Clean-room protocol
How we write this reference without copying the source spec — in wording or structure.
The clean-room protocol is the rule that this reference is written entirely from our own work, never copied from the source specification — in wording or in structure.
In short: Everything here is our own description of the IDML format, authored from first principles: from small files we construct ourselves and from what our own renderer does when it reads them. The protocol forbids two things — verbatim or close-paraphrased wording from the spec, and mirroring the spec's selection and arrangement — while treating element and attribute names as the plain facts they are. It is mandatory for every contributor, confirmed on every content change, and backed by an automated similarity check in CI. The spec PDF is copyrighted vendor material and is never committed to this public repository.
This reference is our own description of the format, authored from first principles. The protocol below is mandatory for every contributor and is confirmed on every content change.
Two layers
Wording.
- No verbatim text from the authoritative spec, its cookbook, or any application documentation — not even short excerpts.
- No close paraphrase. Rewriting a paragraph by swapping a few words is reproduction, not paraphrase. If you are writing with the spec open, close it.
- Element and attribute names are facts, not expression. We use the real XML names because they are functional identifiers; naming the thing is not copying the explanation of the thing.
Arrangement.
- No structural mirroring. Copyright protects selection and arrangement, not only sentences. A page can be 100% original prose and still be derivative if its organization tracks the spec's table of contents section by section.
- Organize by the reader. Our information architecture and every page outline are ordered by reader progression and reader task. When a reviewer asks "why is this here, in this order?", the answer of record is a reader reason — never "because that is the spec's order."
- Describing the format's intrinsic structure (a package genuinely contains these parts; a story genuinely nests these ranges) is describing a fact, and is fine. The line is between describing the structure and adopting the spec's presentation of it.
Sourcing, in order of preference
- Our own constructed files — small packages we author, then describe from
what we observe (see
examples/). - Observed renderer behavior — what our code does with real inputs, including edge cases. This is the source no one else has.

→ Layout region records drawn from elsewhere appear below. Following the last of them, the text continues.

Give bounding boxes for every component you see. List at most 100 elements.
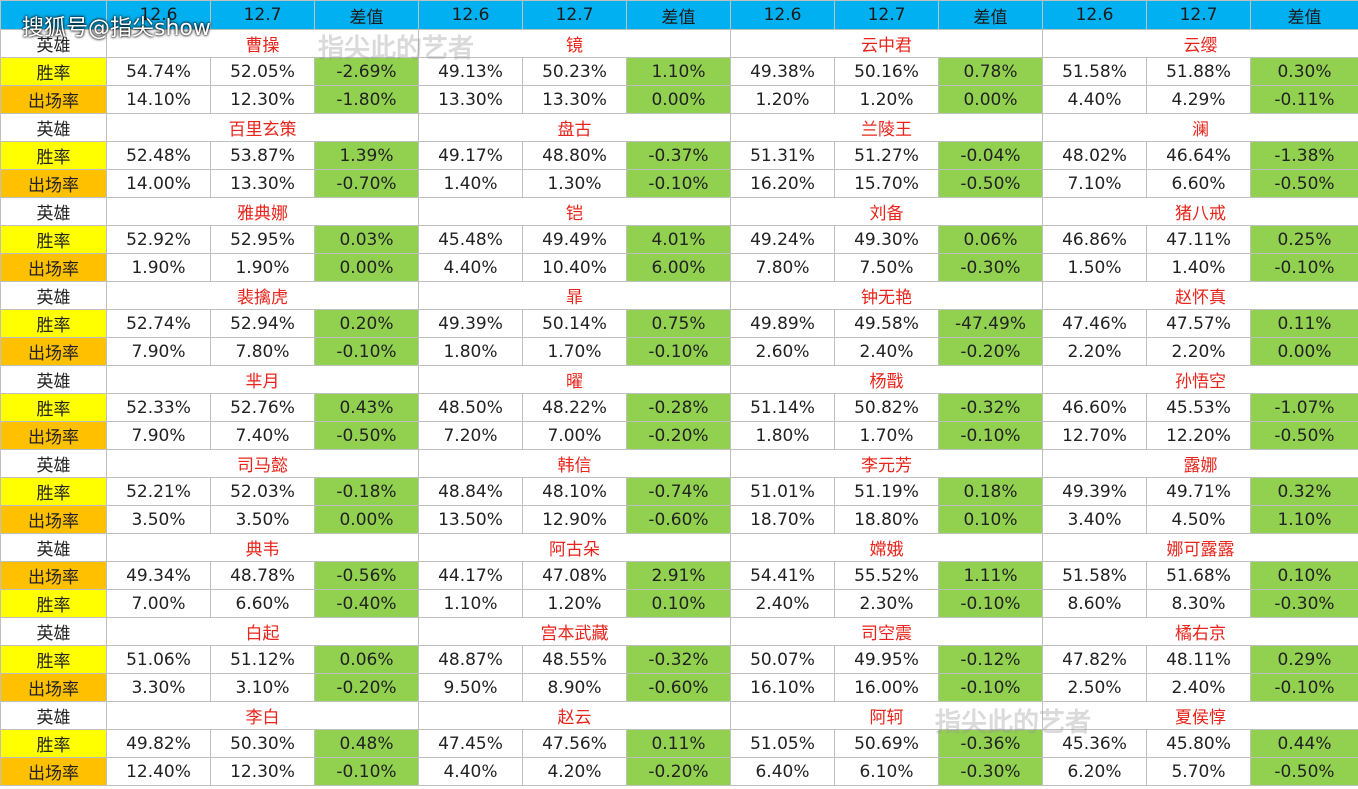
hero-row-label: 英雄 [0,197,107,226]
hero-name-row: 英雄 百里玄策 盘古 兰陵王澜 [0,113,1358,142]
value-cell: 45.80% [1146,729,1251,758]
value-cell: 49.38% [730,57,835,86]
value-cell: 50.69% [834,729,939,758]
stat-row: 出场率 12.40% 12.30% -0.10% 4.40% 4.20% -0.20% 6.4… [0,757,1358,786]
diff-cell: 0.32% [1250,477,1358,506]
value-cell: 7.10% [1042,169,1147,198]
value-cell: 13.30% [210,169,315,198]
header-row: 12.6 12.7 差值 12.6 12.7 差值 12.6 12.7 差值 12.6 12.7 差值 [0,0,1358,30]
diff-cell: -0.10% [626,337,731,366]
hero-name-cell: 李白 [106,701,419,730]
value-cell: 47.11% [1146,225,1251,254]
value-cell: 54.74% [106,57,211,86]
diff-cell: 0.75% [626,309,731,338]
value-cell: 46.60% [1042,393,1147,422]
hero-name-cell: 猪八戒 [1042,197,1358,226]
diff-cell: 0.06% [938,225,1043,254]
value-cell: 8.60% [1042,589,1147,618]
diff-cell: 1.39% [314,141,419,170]
hero-name-cell: 宫本武藏 [418,617,731,646]
value-cell: 1.80% [730,421,835,450]
diff-cell: 0.25% [1250,225,1358,254]
hero-name-row: 英雄 白起 宫本武藏 司空震 橘右京 [0,617,1358,646]
value-cell: 1.20% [730,85,835,114]
hero-name-cell: 铠 [418,197,731,226]
value-cell: 4.40% [418,757,523,786]
value-cell: 9.50% [418,673,523,702]
hero-name-cell: 嫦娥 [730,533,1043,562]
diff-cell: 0.29% [1250,645,1358,674]
value-cell: 52.95% [210,225,315,254]
value-cell: 52.76% [210,393,315,422]
value-cell: 49.30% [834,225,939,254]
value-cell: 12.40% [106,757,211,786]
diff-cell: 0.11% [1250,309,1358,338]
value-cell: 1.80% [418,337,523,366]
value-cell: 47.56% [522,729,627,758]
hero-name-cell: 赵怀真 [1042,281,1358,310]
hero-name-cell: 典韦 [106,533,419,562]
value-cell: 51.12% [210,645,315,674]
diff-cell: 0.44% [1250,729,1358,758]
diff-cell: 0.78% [938,57,1043,86]
value-cell: 2.20% [1042,337,1147,366]
value-cell: 7.50% [834,253,939,282]
stat-row: 出场率 7.90% 7.80% -0.10% 1.80% 1.70% -0.10% 2.60%… [0,337,1358,366]
hero-name-cell: 司空震 [730,617,1043,646]
stat-row: 胜率 52.33% 52.76% 0.43% 48.50% 48.22% -0.28% 51.… [0,393,1358,422]
value-cell: 48.84% [418,477,523,506]
hero-name-cell: 李元芳 [730,449,1043,478]
stat-label: 出场率 [0,673,107,702]
value-cell: 52.48% [106,141,211,170]
header-cell: 12.6 [730,0,835,30]
value-cell: 1.20% [522,589,627,618]
diff-cell: -0.10% [1250,253,1358,282]
diff-cell: -0.18% [314,477,419,506]
hero-name-row: 英雄 司马懿 韩信 李元芳 露娜 [0,449,1358,478]
header-cell: 差值 [314,0,419,30]
header-cell: 差值 [938,0,1043,30]
stat-label: 出场率 [0,85,107,114]
hero-name-cell: 雅典娜 [106,197,419,226]
value-cell: 3.40% [1042,505,1147,534]
hero-row-label: 英雄 [0,617,107,646]
header-cell: 12.6 [106,0,211,30]
diff-cell: -0.74% [626,477,731,506]
value-cell: 48.87% [418,645,523,674]
value-cell: 50.82% [834,393,939,422]
stat-row: 胜率 51.06% 51.12% 0.06% 48.87% 48.55% -0.32% 50.… [0,645,1358,674]
diff-cell: -1.38% [1250,141,1358,170]
value-cell: 46.64% [1146,141,1251,170]
value-cell: 1.40% [418,169,523,198]
value-cell: 52.94% [210,309,315,338]
hero-name-cell: 露娜 [1042,449,1358,478]
diff-cell: 0.06% [314,645,419,674]
diff-cell: 0.48% [314,729,419,758]
header-cell: 12.7 [1146,0,1251,30]
value-cell: 50.07% [730,645,835,674]
value-cell: 3.50% [106,505,211,534]
header-cell: 差值 [1250,0,1358,30]
value-cell: 52.03% [210,477,315,506]
diff-cell: 0.30% [1250,57,1358,86]
hero-name-cell: 阿古朵 [418,533,731,562]
diff-cell: 0.00% [938,85,1043,114]
hero-name-cell: 杨戬 [730,365,1043,394]
header-cell: 12.6 [1042,0,1147,30]
value-cell: 7.40% [210,421,315,450]
value-cell: 52.33% [106,393,211,422]
diff-cell: 0.18% [938,477,1043,506]
value-cell: 4.50% [1146,505,1251,534]
value-cell: 3.10% [210,673,315,702]
value-cell: 50.16% [834,57,939,86]
diff-cell: 0.43% [314,393,419,422]
value-cell: 14.10% [106,85,211,114]
diff-cell: -0.30% [1250,589,1358,618]
hero-name-cell: 盘古 [418,113,731,142]
stat-label: 出场率 [0,253,107,282]
stat-label: 胜率 [0,589,107,618]
value-cell: 1.70% [834,421,939,450]
diff-cell: 0.11% [626,729,731,758]
stat-label: 胜率 [0,225,107,254]
hero-name-cell: 曜 [418,365,731,394]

- The authoritative spec, for orientation only — to learn what topics exist and what the canonical element names are. Never as a source of explanatory text or organization. The spec PDF is copyrighted vendor material and is never committed to this public repository.
Enforcement
Every content change carries a confirmation — "I have not copied, closely paraphrased, or structurally mirrored source material in this change" — which a rotating senior reviewer confirms before merge. An automated similarity check runs in CI as a backstop, comparing connective prose against the spec with the shared technical vocabulary masked.
Attribution
IDML is a published file format owned by its vendor. This documentation is an independent description by the Paged project and is not affiliated with or endorsed by the vendor. That single line is the only vendor-related boilerplate on the site.
Frequently asked questions
What does "clean-room" mean for documentation? It means we write the reference from our own sources — files we construct and our own renderer's observed behavior — without copying the source specification's wording or its arrangement. The result is an original description of the same format, not a rewrite of someone else's explanation.
Can you use the real element and attribute names from IDML?
Yes. Names like Story, ParagraphStyleRange, or ItemTransform are functional
identifiers — facts, not protected expression — so we use them freely. The line we
never cross is adopting the spec's explanatory prose or its section-by-section
organization.
Is the IDML specification PDF included in this repository? No. The spec is copyrighted vendor material and is never committed to this public repository; an automated similarity check runs in CI as a backstop. We consult the spec only for orientation — which topics exist and what the canonical names are — never as a source of explanatory text.
Why organize the reference differently from the specification? Copyright protects selection and arrangement, not just sentences, so mirroring the spec's structure would make even original prose derivative. More importantly, ordering by reader progression and task simply serves readers better than reproducing a reference document's internal order.